Mt. Airy, Philadelphia. About a week ago our dishwasher started to issue a loud grinding sound from its hidden depths. After a few days I decided to call an appliance guy, and yesterday he came to have a look. Verdict: Replace the motor for $500+, or for about the same price get a new dishwasher.
(Incidentally, the repairman recommended a place to buy a new one, primarily on the grounds that “It’s a local business.” I took this as confirmation that those who really have to deal extensively with businesses whose responsibility matters to them can see quite clearly that local is better.)
This dishwasher is about ten years old. It must have been put in at about the time of a well-conceived kitchen renovation that turned a cramped kitchen and a cramped breakfast room into a roomy family eat-in kitchen with lots of natural light. Before moving into this Philadelphia house, we lived for ten years as a married couple (and then family of three) in an apartment with no dishwasher. In a life that has become busier as we’ve had a second child and now have two full-time jobs, it has seemed like a helpful bit of machinery to have handy.

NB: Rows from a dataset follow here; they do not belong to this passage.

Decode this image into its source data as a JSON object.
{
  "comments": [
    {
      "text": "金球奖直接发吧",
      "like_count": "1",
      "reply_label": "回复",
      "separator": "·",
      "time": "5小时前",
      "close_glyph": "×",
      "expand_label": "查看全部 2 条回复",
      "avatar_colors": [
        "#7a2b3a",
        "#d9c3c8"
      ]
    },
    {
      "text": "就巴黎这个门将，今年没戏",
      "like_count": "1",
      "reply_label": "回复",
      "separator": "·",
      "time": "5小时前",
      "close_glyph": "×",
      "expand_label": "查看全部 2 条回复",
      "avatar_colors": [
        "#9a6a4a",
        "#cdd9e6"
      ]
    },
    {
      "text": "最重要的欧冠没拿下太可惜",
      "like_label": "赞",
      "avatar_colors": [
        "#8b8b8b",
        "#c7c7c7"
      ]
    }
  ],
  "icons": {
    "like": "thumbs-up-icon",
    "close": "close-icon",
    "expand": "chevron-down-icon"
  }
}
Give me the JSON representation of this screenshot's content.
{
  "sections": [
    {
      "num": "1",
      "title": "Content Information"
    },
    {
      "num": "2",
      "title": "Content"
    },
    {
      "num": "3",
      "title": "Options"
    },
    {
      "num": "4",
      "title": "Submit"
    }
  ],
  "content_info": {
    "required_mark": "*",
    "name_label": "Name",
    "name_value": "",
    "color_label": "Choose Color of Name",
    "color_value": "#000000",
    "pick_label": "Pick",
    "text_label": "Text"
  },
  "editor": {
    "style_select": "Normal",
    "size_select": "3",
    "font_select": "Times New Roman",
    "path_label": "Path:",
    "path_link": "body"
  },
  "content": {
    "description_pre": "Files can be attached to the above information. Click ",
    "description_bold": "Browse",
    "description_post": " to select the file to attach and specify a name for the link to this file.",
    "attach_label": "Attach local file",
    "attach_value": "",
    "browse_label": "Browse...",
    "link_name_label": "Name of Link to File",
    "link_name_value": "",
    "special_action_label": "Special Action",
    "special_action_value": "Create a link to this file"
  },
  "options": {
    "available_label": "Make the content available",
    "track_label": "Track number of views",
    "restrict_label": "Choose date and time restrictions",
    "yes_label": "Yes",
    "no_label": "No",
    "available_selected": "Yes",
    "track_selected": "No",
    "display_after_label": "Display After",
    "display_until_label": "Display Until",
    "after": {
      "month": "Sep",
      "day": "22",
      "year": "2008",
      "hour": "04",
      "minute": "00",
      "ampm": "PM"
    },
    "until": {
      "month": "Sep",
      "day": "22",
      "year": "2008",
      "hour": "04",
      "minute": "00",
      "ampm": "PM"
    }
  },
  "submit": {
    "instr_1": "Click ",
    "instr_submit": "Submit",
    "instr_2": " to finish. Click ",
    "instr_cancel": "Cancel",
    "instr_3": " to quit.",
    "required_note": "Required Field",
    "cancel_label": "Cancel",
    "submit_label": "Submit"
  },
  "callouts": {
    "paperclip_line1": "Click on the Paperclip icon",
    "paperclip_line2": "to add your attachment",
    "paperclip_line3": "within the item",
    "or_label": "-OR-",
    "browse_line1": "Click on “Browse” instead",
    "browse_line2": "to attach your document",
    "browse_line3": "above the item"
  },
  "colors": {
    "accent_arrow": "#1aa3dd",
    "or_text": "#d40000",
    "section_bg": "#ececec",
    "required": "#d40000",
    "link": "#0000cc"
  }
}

Now an obvious oddity of this scenario is that it’s cheaper to buy something new than to fix something old; but that’s a commonplace these days. We also (by choice) obtained cell phones when we moved here. When the battery in mine became incapable of maintaining a charge after three years, I went to get a new battery, and found out that my phone replacement plan had me scheduled for an “upgrade” at a deep discount. My three-year-old model had become obsolete, and so had its battery. It was about the same price (and faster and easier) to get a new phone with a new battery than to get a replacement battery for my old phone. Cell phone technology “advances” a lot faster than dishwasher, but the same principle is at work: slight performance advantages via more complicated technology that generates incompatibility and obsolescence and waste.
The real question for us (since repairing it really doesn’t make sense) is whether we ought to replace the old machine or not. From a monetary point of view, not replacing it has obvious advantages. From the point of view of convenience, I can’t say I’ve yet missed the dishwasher. It doesn’t take so much longer to hand wash than to load. Besides, it occasionally happens that neither of us remembers to turn the machine on before we go to bed, whereas you can’t fail to notice whether you’ve washed up by hand or not.
The usual pro-dishwasher argument is that it uses less water. I’m not sure this is true if one is a frugal water-user. Certainly the machine uses non-renewable electricity and my hands do not.
But I think the stronger considerations are the household ones. Should we have machines doing work we can do for ourselves with not much more time and effort? My older son is ready to have more household responsibilities. Why not make dishwashing a collaborative family effort, letting us share in responsibility for the immediate consequences of our eating? This is one of those changes in habit that leads to greater awareness of and responsibility for the texture of one’s life more generally, as well as a sense that such responsibility is familial. Then we could also put the money we don’t spend toward buying something like a piano, that would be a delight to all for years to come.
Yesterday evening, when I told her the results of the repairman’s visit, my wife immediately assumed we would replace the defunct machine, and I did not pursue the question then. She grew up in a suburban home partly designed by her electrician father with all the modern conveniences. (My favorite feature is the 1970’s futuristic vacuum system, with apertures in the walls that activate the central suction apparatus when you snap the vacuum hose onto them.) On the other hand, she has just been re-reading Berry’s essay on computer non-ownership, which she considered recommending to a student assigned to write a “position paper” on computer use. I picked it up from beside her on the table this morning, and she asked me if I was looking for ammunition to make a case against replacing the dishwasher – which means that the thought had already been forming in her mind too.
So it looks like the old machine will stay and become just part of the decor. Or perhaps of the cabinetry: we’ve been needing more storage space for pots and pans anyway.
(Side note on tradesmen: My limited experience suggests that plumbers are better conversationalists than men who fix appliances. Might this have something to do with the fact that the latter are concerned with the gizmos of convenience, whereas plumbers are occupied with the more fundamentally human concerns of cleanliness and the outflow of bodily and household wastes? I suspect plumbers have something of a Rabelaisian comic perspective on the human condition and household life.)